Open questions that need prototyping before committing
DocAddress mapping. Tantivy's DocAddress is a (SegmentOrdinal, DocId) pair that changes when segments merge. tidalDB needs a stable external ID → DocAddress mapping. The standard pattern is to store an external ID as a fast field and maintain a lookup, but the performance cost of this mapping at 10M documents needs measurement. ParadeDB solved this by integrating with Postgres's ctid system — tidalDB will need its own equivalent.
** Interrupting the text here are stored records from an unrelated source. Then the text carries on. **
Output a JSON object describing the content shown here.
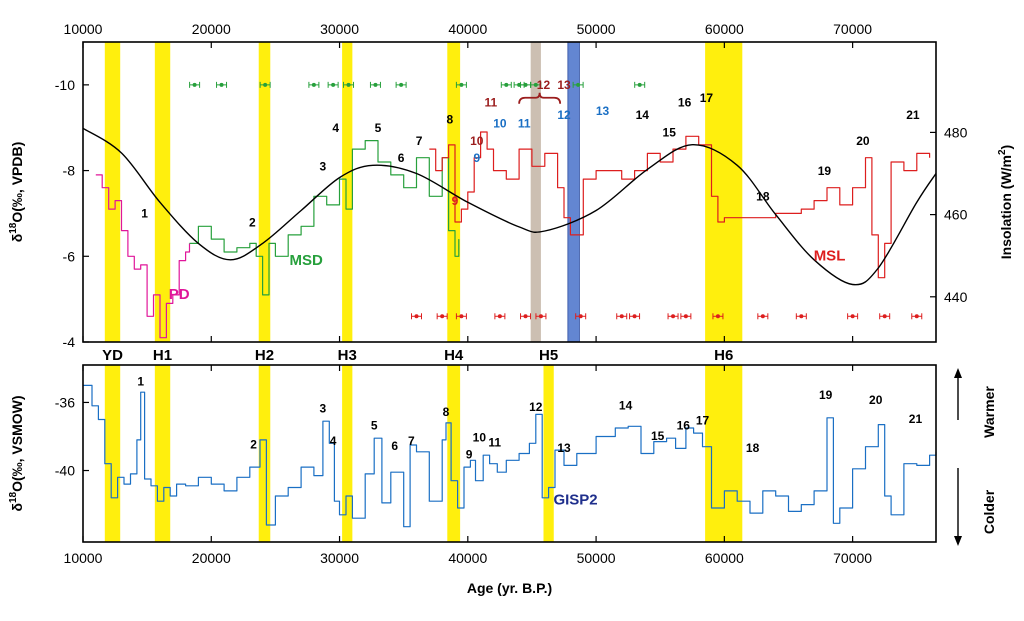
{
  "chart_data": [
    {
      "panel": "top",
      "type": "line",
      "x_axis": {
        "label": "",
        "range": [
          10000,
          76500
        ],
        "ticks": [
          10000,
          20000,
          30000,
          40000,
          50000,
          60000,
          70000
        ],
        "tick_labels": [
          "10000",
          "20000",
          "30000",
          "40000",
          "50000",
          "60000",
          "70000"
        ],
        "position": "top"
      },
      "y_left": {
        "label_parts": [
          "δ",
          "18",
          "O(‰, VPDB)"
        ],
        "range": [
          -4,
          -11
        ],
        "ticks": [
          -10,
          -8,
          -6,
          -4
        ],
        "tick_labels": [
          "-10",
          "-8",
          "-6",
          "-4"
        ]
      },
      "y_right": {
        "label_parts": [
          "Insolation (W/m",
          "2",
          ")"
        ],
        "range": [
          429,
          502
        ],
        "ticks": [
          440,
          460,
          480
        ],
        "tick_labels": [
          "440",
          "460",
          "480"
        ]
      },
      "shaded_bands": [
        {
          "x0": 11700,
          "x1": 12900,
          "color": "#ffee00"
        },
        {
          "x0": 15600,
          "x1": 16800,
          "color": "#ffee00"
        },
        {
          "x0": 23700,
          "x1": 24600,
          "color": "#ffee00"
        },
        {
          "x0": 30200,
          "x1": 31000,
          "color": "#ffee00"
        },
        {
          "x0": 38400,
          "x1": 39400,
          "color": "#ffee00"
        },
        {
          "x0": 44900,
          "x1": 45700,
          "color": "#c9bcae"
        },
        {
          "x0": 47800,
          "x1": 48700,
          "color": "#5b7fd0"
        },
        {
          "x0": 58500,
          "x1": 61400,
          "color": "#ffee00"
        }
      ],
      "series": [
        {
          "name": "PD",
          "color": "#e0169a",
          "x": [
            11000,
            11500,
            12000,
            12500,
            13000,
            13500,
            14000,
            14500,
            15000,
            15500,
            16000,
            16500,
            17000,
            17500,
            18000,
            18300
          ],
          "y": [
            -7.9,
            -7.6,
            -7.1,
            -7.3,
            -6.6,
            -6.0,
            -5.7,
            -5.8,
            -4.6,
            -5.1,
            -4.1,
            -4.9,
            -5.1,
            -5.9,
            -6.1,
            -6.3
          ]
        },
        {
          "name": "MSD",
          "color": "#27a03c",
          "x": [
            18300,
            19000,
            20000,
            21000,
            22000,
            23000,
            23500,
            24000,
            24500,
            25000,
            26000,
            27000,
            28000,
            29000,
            30000,
            30500,
            31000,
            32000,
            33000,
            34000,
            35000,
            36000,
            37000,
            38000,
            38500,
            39000,
            39300
          ],
          "y": [
            -6.3,
            -6.7,
            -6.4,
            -6.1,
            -6.2,
            -6.3,
            -6.0,
            -5.1,
            -6.3,
            -6.0,
            -6.5,
            -6.7,
            -7.4,
            -7.2,
            -7.8,
            -7.1,
            -8.5,
            -8.7,
            -8.2,
            -7.9,
            -7.6,
            -8.3,
            -7.4,
            -8.3,
            -6.6,
            -6.0,
            -6.4
          ]
        },
        {
          "name": "MSL",
          "color": "#dd1e1e",
          "x": [
            37000,
            37500,
            38000,
            38500,
            39000,
            39500,
            40000,
            40500,
            41000,
            41500,
            42000,
            43000,
            44000,
            45000,
            46000,
            47000,
            47500,
            48000,
            49000,
            50000,
            51000,
            52000,
            53000,
            54000,
            55000,
            56000,
            57000,
            58000,
            59000,
            59500,
            60000,
            62000,
            64000,
            66000,
            67000,
            68000,
            69000,
            70000,
            71000,
            71500,
            72000,
            72500,
            73000,
            74000,
            75000,
            76000
          ],
          "y": [
            -8.5,
            -8.0,
            -8.3,
            -8.6,
            -6.8,
            -7.1,
            -7.5,
            -8.3,
            -8.9,
            -8.5,
            -8.0,
            -7.8,
            -8.5,
            -8.1,
            -8.4,
            -7.6,
            -6.9,
            -6.5,
            -7.8,
            -8.0,
            -8.0,
            -7.8,
            -8.0,
            -8.4,
            -8.2,
            -8.5,
            -8.8,
            -8.6,
            -7.4,
            -6.8,
            -6.9,
            -6.9,
            -7.0,
            -7.1,
            -7.3,
            -7.6,
            -7.2,
            -7.6,
            -8.3,
            -6.5,
            -5.5,
            -6.3,
            -8.2,
            -8.0,
            -8.4,
            -8.3
          ]
        },
        {
          "name": "Insolation",
          "color": "#000000",
          "axis": "right",
          "x": [
            10000,
            13000,
            16000,
            19000,
            21500,
            24000,
            27000,
            30000,
            32600,
            36000,
            40000,
            44000,
            46000,
            50000,
            54000,
            57500,
            61000,
            64000,
            67000,
            70000,
            72000,
            75000,
            76500
          ],
          "y": [
            481,
            475,
            463,
            453,
            449,
            453,
            461,
            469,
            472,
            470,
            463,
            457,
            456,
            461,
            471,
            477,
            472,
            460,
            449,
            443,
            447,
            463,
            470
          ]
        }
      ],
      "dating_points": [
        {
          "series": "MSD",
          "y": -10,
          "x": [
            18700,
            20800,
            24200,
            28000,
            29500,
            30700,
            32800,
            34800,
            39500,
            43000,
            44000,
            44500,
            45300,
            48600,
            53400
          ]
        },
        {
          "series": "MSL",
          "y": -4.6,
          "x": [
            36000,
            38000,
            39500,
            42500,
            44500,
            45700,
            48800,
            52000,
            53000,
            56000,
            57000,
            59500,
            63000,
            66000,
            70000,
            72500,
            75000
          ]
        }
      ],
      "series_labels": [
        {
          "text": "PD",
          "x": 17500,
          "y": -5.0,
          "color": "#e0169a"
        },
        {
          "text": "MSD",
          "x": 27400,
          "y": -5.8,
          "color": "#27a03c"
        },
        {
          "text": "MSL",
          "x": 68200,
          "y": -5.9,
          "color": "#dd1e1e"
        }
      ],
      "event_labels": [
        {
          "text": "1",
          "x": 14800,
          "y": -6.9,
          "color": "#000000"
        },
        {
          "text": "2",
          "x": 23200,
          "y": -6.7,
          "color": "#000000"
        },
        {
          "text": "3",
          "x": 28700,
          "y": -8.0,
          "color": "#000000"
        },
        {
          "text": "4",
          "x": 29700,
          "y": -8.9,
          "color": "#000000"
        },
        {
          "text": "5",
          "x": 33000,
          "y": -8.9,
          "color": "#000000"
        },
        {
          "text": "6",
          "x": 34800,
          "y": -8.2,
          "color": "#000000"
        },
        {
          "text": "7",
          "x": 36200,
          "y": -8.6,
          "color": "#000000"
        },
        {
          "text": "8",
          "x": 38600,
          "y": -9.1,
          "color": "#000000"
        },
        {
          "text": "9",
          "x": 39000,
          "y": -7.2,
          "color": "#dd1e1e"
        },
        {
          "text": "10",
          "x": 40700,
          "y": -8.6,
          "color": "#9b1d1d"
        },
        {
          "text": "9",
          "x": 40700,
          "y": -8.2,
          "color": "#1a6fc4"
        },
        {
          "text": "11",
          "x": 41800,
          "y": -9.5,
          "color": "#9b1d1d"
        },
        {
          "text": "10",
          "x": 42500,
          "y": -9.0,
          "color": "#1a6fc4"
        },
        {
          "text": "11",
          "x": 44400,
          "y": -9.0,
          "color": "#1a6fc4"
        },
        {
          "text": "12",
          "x": 45900,
          "y": -9.9,
          "color": "#9b1d1d"
        },
        {
          "text": "12",
          "x": 47500,
          "y": -9.2,
          "color": "#1a6fc4"
        },
        {
          "text": "13",
          "x": 47500,
          "y": -9.9,
          "color": "#9b1d1d"
        },
        {
          "text": "13",
          "x": 50500,
          "y": -9.3,
          "color": "#1a6fc4"
        },
        {
          "text": "14",
          "x": 53600,
          "y": -9.2,
          "color": "#000000"
        },
        {
          "text": "15",
          "x": 55700,
          "y": -8.8,
          "color": "#000000"
        },
        {
          "text": "16",
          "x": 56900,
          "y": -9.5,
          "color": "#000000"
        },
        {
          "text": "17",
          "x": 58600,
          "y": -9.6,
          "color": "#000000"
        },
        {
          "text": "18",
          "x": 63000,
          "y": -7.3,
          "color": "#000000"
        },
        {
          "text": "19",
          "x": 67800,
          "y": -7.9,
          "color": "#000000"
        },
        {
          "text": "20",
          "x": 70800,
          "y": -8.6,
          "color": "#000000"
        },
        {
          "text": "21",
          "x": 74700,
          "y": -9.2,
          "color": "#000000"
        }
      ],
      "brace": {
        "x0": 44000,
        "x1": 47200,
        "y": -9.7,
        "color": "#9b1d1d"
      }
    },
    {
      "panel": "bottom",
      "type": "line",
      "x_axis": {
        "label": "Age (yr. B.P.)",
        "range": [
          10000,
          76500
        ],
        "ticks": [
          10000,
          20000,
          30000,
          40000,
          50000,
          60000,
          70000
        ],
        "tick_labels": [
          "10000",
          "20000",
          "30000",
          "40000",
          "50000",
          "60000",
          "70000"
        ],
        "position": "bottom"
      },
      "y_left": {
        "label_parts": [
          "δ",
          "18",
          "O(‰, VSMOW)"
        ],
        "range": [
          -44.2,
          -33.8
        ],
        "ticks": [
          -36,
          -40
        ],
        "tick_labels": [
          "-36",
          "-40"
        ]
      },
      "direction_labels": {
        "up": "Warmer",
        "down": "Colder"
      },
      "shaded_bands": [
        {
          "label": "YD",
          "x0": 11700,
          "x1": 12900,
          "color": "#ffee00"
        },
        {
          "label": "H1",
          "x0": 15600,
          "x1": 16800,
          "color": "#ffee00"
        },
        {
          "label": "H2",
          "x0": 23700,
          "x1": 24600,
          "color": "#ffee00"
        },
        {
          "label": "H3",
          "x0": 30200,
          "x1": 31000,
          "color": "#ffee00"
        },
        {
          "label": "H4",
          "x0": 38400,
          "x1": 39400,
          "color": "#ffee00"
        },
        {
          "label": "H5",
          "x0": 45900,
          "x1": 46700,
          "color": "#ffee00"
        },
        {
          "label": "H6",
          "x0": 58500,
          "x1": 61400,
          "color": "#ffee00"
        }
      ],
      "series": [
        {
          "name": "GISP2",
          "color": "#1a6fc4",
          "x": [
            10000,
            10700,
            11200,
            11700,
            12200,
            12700,
            13200,
            13700,
            14200,
            14500,
            14800,
            15300,
            15800,
            16300,
            16800,
            17300,
            18000,
            19000,
            20000,
            21000,
            22000,
            23000,
            23800,
            24300,
            25000,
            26000,
            27000,
            28000,
            28700,
            29200,
            29600,
            30000,
            30500,
            31000,
            32000,
            32700,
            33300,
            34000,
            35000,
            35500,
            36000,
            37000,
            38000,
            38300,
            38700,
            39200,
            39700,
            40200,
            40600,
            41200,
            41700,
            42300,
            43000,
            44000,
            44800,
            45300,
            45800,
            46300,
            46800,
            47500,
            48500,
            50000,
            51500,
            52500,
            53500,
            54500,
            55500,
            56200,
            57000,
            57600,
            58300,
            59000,
            60000,
            61000,
            62000,
            63000,
            64000,
            65000,
            66000,
            67000,
            68000,
            68500,
            69000,
            70000,
            71000,
            72000,
            72500,
            73000,
            74000,
            75000,
            76000,
            76500
          ],
          "y": [
            -35.0,
            -36.2,
            -37.0,
            -39.6,
            -41.6,
            -40.4,
            -40.8,
            -40.2,
            -38.2,
            -35.4,
            -40.5,
            -40.9,
            -41.8,
            -41.0,
            -41.5,
            -40.8,
            -40.9,
            -40.4,
            -40.8,
            -41.2,
            -40.4,
            -39.8,
            -38.2,
            -43.2,
            -41.5,
            -41.0,
            -39.8,
            -40.3,
            -37.1,
            -38.4,
            -41.8,
            -42.6,
            -41.5,
            -42.8,
            -40.2,
            -38.1,
            -41.9,
            -40.1,
            -43.3,
            -38.5,
            -38.9,
            -41.8,
            -38.2,
            -37.2,
            -40.6,
            -42.2,
            -39.8,
            -39.4,
            -40.6,
            -39.1,
            -39.6,
            -40.1,
            -39.4,
            -39.0,
            -38.4,
            -36.7,
            -41.6,
            -41.0,
            -38.8,
            -39.7,
            -39.0,
            -38.0,
            -37.5,
            -37.4,
            -39.0,
            -38.3,
            -38.1,
            -38.7,
            -37.5,
            -37.8,
            -38.6,
            -42.2,
            -41.2,
            -41.8,
            -42.5,
            -41.2,
            -41.5,
            -42.4,
            -42.0,
            -41.2,
            -36.9,
            -43.1,
            -42.2,
            -39.9,
            -38.6,
            -37.3,
            -41.5,
            -42.6,
            -39.6,
            -39.7,
            -39.1,
            -38.9
          ]
        }
      ],
      "series_labels": [
        {
          "text": "GISP2",
          "x": 48400,
          "y": -42.0,
          "color": "#1f2f8c"
        }
      ],
      "event_labels": [
        {
          "text": "1",
          "x": 14500,
          "y": -35.0
        },
        {
          "text": "2",
          "x": 23300,
          "y": -38.7
        },
        {
          "text": "3",
          "x": 28700,
          "y": -36.6
        },
        {
          "text": "4",
          "x": 29500,
          "y": -38.5
        },
        {
          "text": "5",
          "x": 32700,
          "y": -37.6
        },
        {
          "text": "6",
          "x": 34300,
          "y": -38.8
        },
        {
          "text": "7",
          "x": 35600,
          "y": -38.5
        },
        {
          "text": "8",
          "x": 38300,
          "y": -36.8
        },
        {
          "text": "9",
          "x": 40100,
          "y": -39.3
        },
        {
          "text": "10",
          "x": 40900,
          "y": -38.3
        },
        {
          "text": "11",
          "x": 42100,
          "y": -38.6
        },
        {
          "text": "12",
          "x": 45300,
          "y": -36.5
        },
        {
          "text": "13",
          "x": 47500,
          "y": -38.9
        },
        {
          "text": "14",
          "x": 52300,
          "y": -36.4
        },
        {
          "text": "15",
          "x": 54800,
          "y": -38.2
        },
        {
          "text": "16",
          "x": 56800,
          "y": -37.6
        },
        {
          "text": "17",
          "x": 58300,
          "y": -37.3
        },
        {
          "text": "18",
          "x": 62200,
          "y": -38.9
        },
        {
          "text": "19",
          "x": 67900,
          "y": -35.8
        },
        {
          "text": "20",
          "x": 71800,
          "y": -36.1
        },
        {
          "text": "21",
          "x": 74900,
          "y": -37.2
        }
      ]
    }
  ]
}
Score stability across commits. BM25 scores depend on corpus statistics (document frequency, average field length). As documents are added or removed, scores for the same query-document pair shift. If tidalDB's ranking profiles use BM25 as a feature with learned weights, score drift could degrade ranking quality. This needs characterization: how much do BM25 scores drift as a 10M-document corpus grows by 1%? By 10%?
Seek performance on candidate sets. The DocSet::seek() pattern for scoring ANN candidates needs benchmarking. If tidalDB retrieves 1,000 ANN candidates and seeks through Tantivy's posting lists for each, the forward-only constraint means worst-case traversal of the entire posting list. For high-frequency terms, this could be expensive. A prototype should measure seek latency for candidate sets of 100, 1,000, and 10,000 documents against queries of varying selectivity.
Merge latency under concurrent search load. The LogMergePolicy runs merges in background threads that compete for I/O bandwidth with mmap-based search. On a system serving p99 latency SLAs while continuously ingesting documents, the interaction between merge I/O and query I/O needs measurement on tidalDB's target hardware, particularly if the index exceeds available RAM and the page cache cannot hold everything.
Two-phase commit reliability. The prepare_commit() → external DB write → commit() pattern needs fault injection testing. Specifically: what happens if prepare_commit() succeeds, the DB write commits, and then the process crashes before commit()? Tantivy will roll back on restart, but the entity store will be ahead. The recovery path (replaying from the DB using the opstamp watermark) needs to be proven correct under concurrent operations.